A saída de estrangeiros não é só da Bolsa. Segundo dados do Banco Central, o saldo de movimento financeiro no país está negativo em US$ 10,8 bilhões (R$ 50 bilhões) em 2020, pior que aos cinco primeiros meses de 2019.
A Selic na mínima histórica também contribui para a evasão de dólares do país. Isso porque estrangeiros vinham ao país pela vantagem do carry trade, prática de investimento em que o ganho está na diferença do câmbio e do juros. Nela, o investidor toma dinheiro a uma taxa de juros menor em um país, no caso, os EUA, para aplicá-lo em outro, com outra moeda, onde o juro é maior, o Brasil. Com a Selic a 4,25%, essa operação deixa de ser vantajosa e estrangeiros retiram seus recursos, em dólar, do país.
A saída de estrangeiros do país vem desde 2019, a queda da Selic expulsou quem estava interessado no curto prazo e com a expectativa do BC cortar juros no dia 18 acelerou a saída de capital, afirma Paulo Gala, diretor-geral da Fator Administração de Recursos.
A evasão de dólares da Bolsa e de demais investimentos contribui para uma cotação do dólar mais elevada. Na quinta (5), a moeda americana bateu novo recorde nominal, a R$ 4,653. Nesta sexta-feira (6), após novos leilões do BC de swap cambial no valor de US$ 2 bilhões, a moeda caiu 0,4%, a R$ 4,634. O turismo está a R$ 4,81 na venda.
A Bolsa de Valores tem o segundo pregão seguido de forte queda, com recuo de 4%, a 97.996 pontos, menor patamar desde 27 de agosto de 2019.

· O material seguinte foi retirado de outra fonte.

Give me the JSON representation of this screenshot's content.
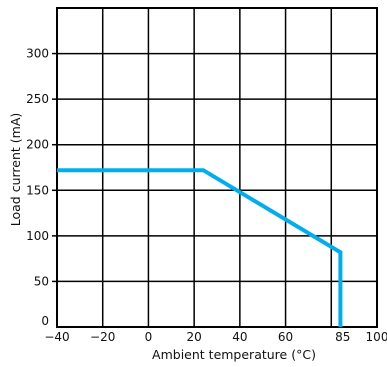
{
  "chart_data": {
    "type": "line",
    "title": "",
    "xlabel": "Ambient  temperature  (°C)",
    "ylabel": "Load  current  (mA)",
    "xlim": [
      -40,
      100
    ],
    "ylim": [
      0,
      350
    ],
    "x_ticks": [
      -40,
      -20,
      0,
      20,
      40,
      60,
      85,
      100
    ],
    "x_tick_labels": [
      "−40",
      "−20",
      "0",
      "20",
      "40",
      "60",
      "85",
      "100"
    ],
    "y_ticks": [
      0,
      50,
      100,
      150,
      200,
      250,
      300
    ],
    "y_tick_labels": [
      "0",
      "50",
      "100",
      "150",
      "200",
      "250",
      "300"
    ],
    "x_gridlines": [
      -20,
      0,
      20,
      40,
      60,
      80
    ],
    "y_gridlines": [
      50,
      100,
      150,
      200,
      250,
      300
    ],
    "grid": true,
    "series": [
      {
        "x": [
          -40,
          24,
          84,
          84
        ],
        "y": [
          172,
          172,
          82,
          0
        ],
        "color": "#00AEEF"
      }
    ]
  }
}
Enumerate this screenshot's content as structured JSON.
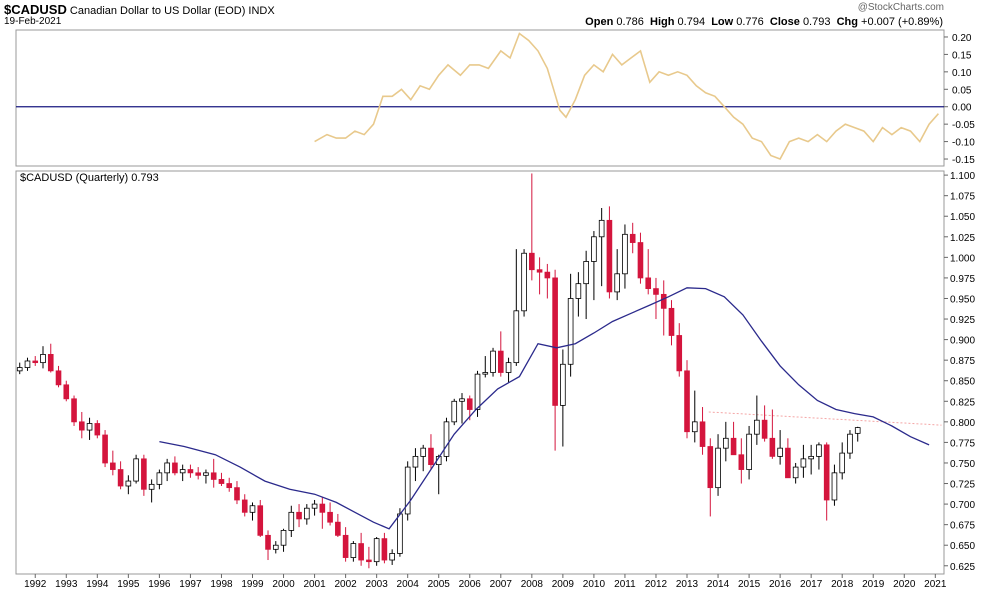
{
  "header": {
    "symbol": "$CADUSD",
    "name": "Canadian Dollar to US Dollar (EOD)",
    "exchange": "INDX",
    "date": "19-Feb-2021",
    "copyright": "@StockCharts.com",
    "quote": {
      "open_label": "Open",
      "open": "0.786",
      "high_label": "High",
      "high": "0.794",
      "low_label": "Low",
      "low": "0.776",
      "close_label": "Close",
      "close": "0.793",
      "chg_label": "Chg",
      "chg": "+0.007 (+0.89%)"
    }
  },
  "main_legend": "$CADUSD (Quarterly) 0.793",
  "colors": {
    "up": "#ffffff",
    "down": "#d4153d",
    "wick": "#000000",
    "ma": "#2b2a8c",
    "momentum": "#e8c98c",
    "zero_line": "#1a1a80",
    "dotted": "#f4a5a5",
    "grid": "#bfbfbf"
  },
  "chart_data": [
    {
      "type": "line",
      "panel": "momentum",
      "ylim": [
        -0.17,
        0.22
      ],
      "yticks": [
        "0.20",
        "0.15",
        "0.10",
        "0.05",
        "0.00",
        "-0.05",
        "-0.10",
        "-0.15"
      ],
      "x": [
        2001.0,
        2001.4,
        2001.7,
        2002.0,
        2002.3,
        2002.6,
        2002.9,
        2003.2,
        2003.5,
        2003.8,
        2004.1,
        2004.4,
        2004.7,
        2005.0,
        2005.3,
        2005.7,
        2006.0,
        2006.3,
        2006.6,
        2007.0,
        2007.3,
        2007.6,
        2007.9,
        2008.2,
        2008.5,
        2008.7,
        2008.9,
        2009.1,
        2009.4,
        2009.7,
        2010.0,
        2010.3,
        2010.6,
        2010.9,
        2011.2,
        2011.5,
        2011.8,
        2012.1,
        2012.4,
        2012.7,
        2013.0,
        2013.3,
        2013.6,
        2013.9,
        2014.2,
        2014.5,
        2014.8,
        2015.1,
        2015.4,
        2015.7,
        2016.0,
        2016.3,
        2016.6,
        2016.9,
        2017.2,
        2017.5,
        2017.8,
        2018.1,
        2018.4,
        2018.7,
        2019.0,
        2019.3,
        2019.6,
        2019.9,
        2020.2,
        2020.5,
        2020.8,
        2021.1
      ],
      "y": [
        -0.1,
        -0.08,
        -0.09,
        -0.09,
        -0.07,
        -0.08,
        -0.05,
        0.03,
        0.03,
        0.05,
        0.02,
        0.06,
        0.05,
        0.09,
        0.12,
        0.09,
        0.12,
        0.12,
        0.11,
        0.16,
        0.14,
        0.21,
        0.19,
        0.16,
        0.11,
        0.05,
        -0.01,
        -0.03,
        0.02,
        0.09,
        0.12,
        0.1,
        0.15,
        0.12,
        0.14,
        0.16,
        0.07,
        0.1,
        0.09,
        0.1,
        0.09,
        0.06,
        0.04,
        0.03,
        0.0,
        -0.03,
        -0.05,
        -0.09,
        -0.1,
        -0.14,
        -0.15,
        -0.1,
        -0.09,
        -0.1,
        -0.08,
        -0.1,
        -0.07,
        -0.05,
        -0.06,
        -0.07,
        -0.1,
        -0.06,
        -0.08,
        -0.06,
        -0.07,
        -0.1,
        -0.05,
        -0.02
      ]
    },
    {
      "type": "candlestick",
      "panel": "price",
      "title": "$CADUSD (Quarterly) 0.793",
      "ylim": [
        0.615,
        1.105
      ],
      "yticks": [
        "1.100",
        "1.075",
        "1.050",
        "1.025",
        "1.000",
        "0.975",
        "0.950",
        "0.925",
        "0.900",
        "0.875",
        "0.850",
        "0.825",
        "0.800",
        "0.775",
        "0.750",
        "0.725",
        "0.700",
        "0.675",
        "0.650",
        "0.625"
      ],
      "xticks": [
        "1992",
        "1993",
        "1994",
        "1995",
        "1996",
        "1997",
        "1998",
        "1999",
        "2000",
        "2001",
        "2002",
        "2003",
        "2004",
        "2005",
        "2006",
        "2007",
        "2008",
        "2009",
        "2010",
        "2011",
        "2012",
        "2013",
        "2014",
        "2015",
        "2016",
        "2017",
        "2018",
        "2019",
        "2020",
        "2021"
      ],
      "xlim": [
        1991.38,
        2021.28
      ],
      "ohlc": [
        [
          0.862,
          0.872,
          0.858,
          0.866
        ],
        [
          0.866,
          0.878,
          0.862,
          0.874
        ],
        [
          0.874,
          0.88,
          0.868,
          0.872
        ],
        [
          0.872,
          0.892,
          0.865,
          0.882
        ],
        [
          0.882,
          0.895,
          0.86,
          0.862
        ],
        [
          0.862,
          0.868,
          0.842,
          0.845
        ],
        [
          0.845,
          0.85,
          0.825,
          0.828
        ],
        [
          0.828,
          0.832,
          0.795,
          0.8
        ],
        [
          0.8,
          0.812,
          0.78,
          0.79
        ],
        [
          0.79,
          0.805,
          0.778,
          0.798
        ],
        [
          0.798,
          0.802,
          0.78,
          0.784
        ],
        [
          0.784,
          0.79,
          0.745,
          0.75
        ],
        [
          0.75,
          0.765,
          0.735,
          0.742
        ],
        [
          0.742,
          0.752,
          0.718,
          0.722
        ],
        [
          0.722,
          0.735,
          0.712,
          0.728
        ],
        [
          0.728,
          0.76,
          0.725,
          0.755
        ],
        [
          0.755,
          0.76,
          0.71,
          0.718
        ],
        [
          0.718,
          0.73,
          0.702,
          0.724
        ],
        [
          0.724,
          0.742,
          0.718,
          0.738
        ],
        [
          0.738,
          0.755,
          0.728,
          0.75
        ],
        [
          0.75,
          0.758,
          0.735,
          0.738
        ],
        [
          0.738,
          0.748,
          0.728,
          0.742
        ],
        [
          0.742,
          0.748,
          0.732,
          0.738
        ],
        [
          0.738,
          0.745,
          0.73,
          0.735
        ],
        [
          0.735,
          0.742,
          0.725,
          0.738
        ],
        [
          0.738,
          0.755,
          0.72,
          0.73
        ],
        [
          0.73,
          0.738,
          0.722,
          0.725
        ],
        [
          0.725,
          0.732,
          0.715,
          0.72
        ],
        [
          0.72,
          0.728,
          0.7,
          0.705
        ],
        [
          0.705,
          0.712,
          0.685,
          0.69
        ],
        [
          0.69,
          0.702,
          0.68,
          0.698
        ],
        [
          0.698,
          0.705,
          0.66,
          0.662
        ],
        [
          0.662,
          0.668,
          0.632,
          0.645
        ],
        [
          0.645,
          0.655,
          0.64,
          0.65
        ],
        [
          0.65,
          0.67,
          0.642,
          0.668
        ],
        [
          0.668,
          0.698,
          0.66,
          0.69
        ],
        [
          0.69,
          0.7,
          0.672,
          0.682
        ],
        [
          0.682,
          0.7,
          0.675,
          0.695
        ],
        [
          0.695,
          0.705,
          0.686,
          0.7
        ],
        [
          0.7,
          0.708,
          0.67,
          0.69
        ],
        [
          0.69,
          0.702,
          0.674,
          0.678
        ],
        [
          0.678,
          0.688,
          0.66,
          0.662
        ],
        [
          0.662,
          0.672,
          0.63,
          0.635
        ],
        [
          0.635,
          0.655,
          0.63,
          0.652
        ],
        [
          0.652,
          0.665,
          0.625,
          0.632
        ],
        [
          0.632,
          0.648,
          0.622,
          0.63
        ],
        [
          0.63,
          0.66,
          0.625,
          0.658
        ],
        [
          0.658,
          0.665,
          0.628,
          0.632
        ],
        [
          0.632,
          0.645,
          0.626,
          0.64
        ],
        [
          0.64,
          0.695,
          0.636,
          0.688
        ],
        [
          0.688,
          0.752,
          0.68,
          0.745
        ],
        [
          0.745,
          0.768,
          0.728,
          0.758
        ],
        [
          0.758,
          0.772,
          0.74,
          0.768
        ],
        [
          0.768,
          0.785,
          0.742,
          0.748
        ],
        [
          0.748,
          0.76,
          0.712,
          0.758
        ],
        [
          0.758,
          0.805,
          0.752,
          0.8
        ],
        [
          0.8,
          0.828,
          0.796,
          0.825
        ],
        [
          0.825,
          0.835,
          0.798,
          0.828
        ],
        [
          0.828,
          0.832,
          0.802,
          0.815
        ],
        [
          0.815,
          0.862,
          0.806,
          0.858
        ],
        [
          0.858,
          0.88,
          0.854,
          0.86
        ],
        [
          0.86,
          0.89,
          0.855,
          0.886
        ],
        [
          0.886,
          0.91,
          0.855,
          0.86
        ],
        [
          0.86,
          0.878,
          0.848,
          0.872
        ],
        [
          0.872,
          1.01,
          0.868,
          0.935
        ],
        [
          0.935,
          1.01,
          0.928,
          1.005
        ],
        [
          1.005,
          1.102,
          0.972,
          0.985
        ],
        [
          0.985,
          1.0,
          0.955,
          0.982
        ],
        [
          0.982,
          0.992,
          0.95,
          0.975
        ],
        [
          0.975,
          0.985,
          0.765,
          0.82
        ],
        [
          0.82,
          0.888,
          0.77,
          0.87
        ],
        [
          0.87,
          0.98,
          0.855,
          0.95
        ],
        [
          0.95,
          0.982,
          0.928,
          0.968
        ],
        [
          0.968,
          1.008,
          0.925,
          0.995
        ],
        [
          0.995,
          1.032,
          0.948,
          1.025
        ],
        [
          1.025,
          1.06,
          0.965,
          1.045
        ],
        [
          1.045,
          1.062,
          0.95,
          0.958
        ],
        [
          0.958,
          1.01,
          0.948,
          0.98
        ],
        [
          0.98,
          1.04,
          0.962,
          1.028
        ],
        [
          1.028,
          1.042,
          1.005,
          1.018
        ],
        [
          1.018,
          1.03,
          0.968,
          0.975
        ],
        [
          0.975,
          1.01,
          0.955,
          0.962
        ],
        [
          0.962,
          0.975,
          0.925,
          0.955
        ],
        [
          0.955,
          0.972,
          0.905,
          0.938
        ],
        [
          0.938,
          0.948,
          0.893,
          0.905
        ],
        [
          0.905,
          0.92,
          0.855,
          0.862
        ],
        [
          0.862,
          0.875,
          0.78,
          0.788
        ],
        [
          0.788,
          0.838,
          0.775,
          0.8
        ],
        [
          0.8,
          0.818,
          0.76,
          0.77
        ],
        [
          0.77,
          0.78,
          0.685,
          0.72
        ],
        [
          0.72,
          0.785,
          0.71,
          0.768
        ],
        [
          0.768,
          0.8,
          0.752,
          0.78
        ],
        [
          0.78,
          0.8,
          0.76,
          0.76
        ],
        [
          0.76,
          0.78,
          0.725,
          0.742
        ],
        [
          0.742,
          0.795,
          0.73,
          0.785
        ],
        [
          0.785,
          0.832,
          0.772,
          0.802
        ],
        [
          0.802,
          0.82,
          0.776,
          0.78
        ],
        [
          0.78,
          0.815,
          0.755,
          0.758
        ],
        [
          0.758,
          0.79,
          0.748,
          0.768
        ],
        [
          0.768,
          0.78,
          0.735,
          0.732
        ],
        [
          0.732,
          0.75,
          0.725,
          0.745
        ],
        [
          0.745,
          0.772,
          0.732,
          0.755
        ],
        [
          0.755,
          0.772,
          0.736,
          0.758
        ],
        [
          0.758,
          0.775,
          0.742,
          0.772
        ],
        [
          0.772,
          0.775,
          0.68,
          0.705
        ],
        [
          0.705,
          0.748,
          0.698,
          0.738
        ],
        [
          0.738,
          0.775,
          0.73,
          0.762
        ],
        [
          0.762,
          0.79,
          0.755,
          0.785
        ],
        [
          0.786,
          0.794,
          0.776,
          0.793
        ]
      ],
      "ma_x": [
        1996.0,
        1996.8,
        1997.8,
        1998.6,
        1999.4,
        2000.2,
        2001.0,
        2001.7,
        2002.3,
        2002.9,
        2003.4,
        2004.1,
        2004.8,
        2005.5,
        2006.2,
        2006.9,
        2007.6,
        2008.2,
        2008.8,
        2009.4,
        2010.0,
        2010.6,
        2011.2,
        2011.8,
        2012.4,
        2013.0,
        2013.6,
        2014.2,
        2014.8,
        2015.4,
        2016.0,
        2016.6,
        2017.2,
        2017.8,
        2018.4,
        2019.0,
        2019.6,
        2020.2,
        2020.8
      ],
      "ma_y": [
        0.776,
        0.77,
        0.76,
        0.745,
        0.728,
        0.718,
        0.712,
        0.702,
        0.69,
        0.678,
        0.67,
        0.705,
        0.745,
        0.785,
        0.815,
        0.84,
        0.855,
        0.895,
        0.89,
        0.895,
        0.908,
        0.922,
        0.932,
        0.942,
        0.952,
        0.963,
        0.962,
        0.952,
        0.93,
        0.898,
        0.868,
        0.845,
        0.826,
        0.815,
        0.81,
        0.806,
        0.795,
        0.782,
        0.772
      ],
      "dotted_x": [
        2013.7,
        2021.2
      ],
      "dotted_y": [
        0.812,
        0.796
      ]
    }
  ]
}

A queda nesta sessão é pressionada pela Petrobras, cujas ações despencam com a queda internacional do petróleo. As ordinárias (com direito a voto) caem 11%, a R$ 23,89. As preferenciais (sem voto), 10%, a R$ 22,86.
O barril do Brent cai 9,5%, a US$ 45,25 depois que Opep (Organização dos Países Exportadores de Petróleo e Rússia não entraram em acordo sobre cortes mais profundos na produção de petróleo, para manter o patamar do rpeço com a queda na demanda em meio a epidemia de coronavírus.
O risco-país do Brasil medido pelo CDS (Credit Default Swap) de cinco anos, um tipo de contrato que funciona como termômetro da confiança dos investidores em relação a economias, sobe 11%, a 143 pontos, maior patamar desde outubro de 2019, antes da reforma da Previdência ser aprovada no Senado.
Na quinta, o CDS brasileiro subiu 14,4%, a maior alta percentual diária desde o chamado Joesley Day, em 18 de maio de 2017, dia em que veio a público a informação de que Joesley Batista gravara conversa com o então presidente Michel Temer (MDB). Na ocasião, o risco-país teve alta de 29%, para 265 pontos.
Se o CDS sobe, é um sinal de que os investidores temem o futuro financeiro do país; se ele cai, o recado é o inverso: sinaliza aumento da confiança em relação à capacidade de o país saldar suas dívidas.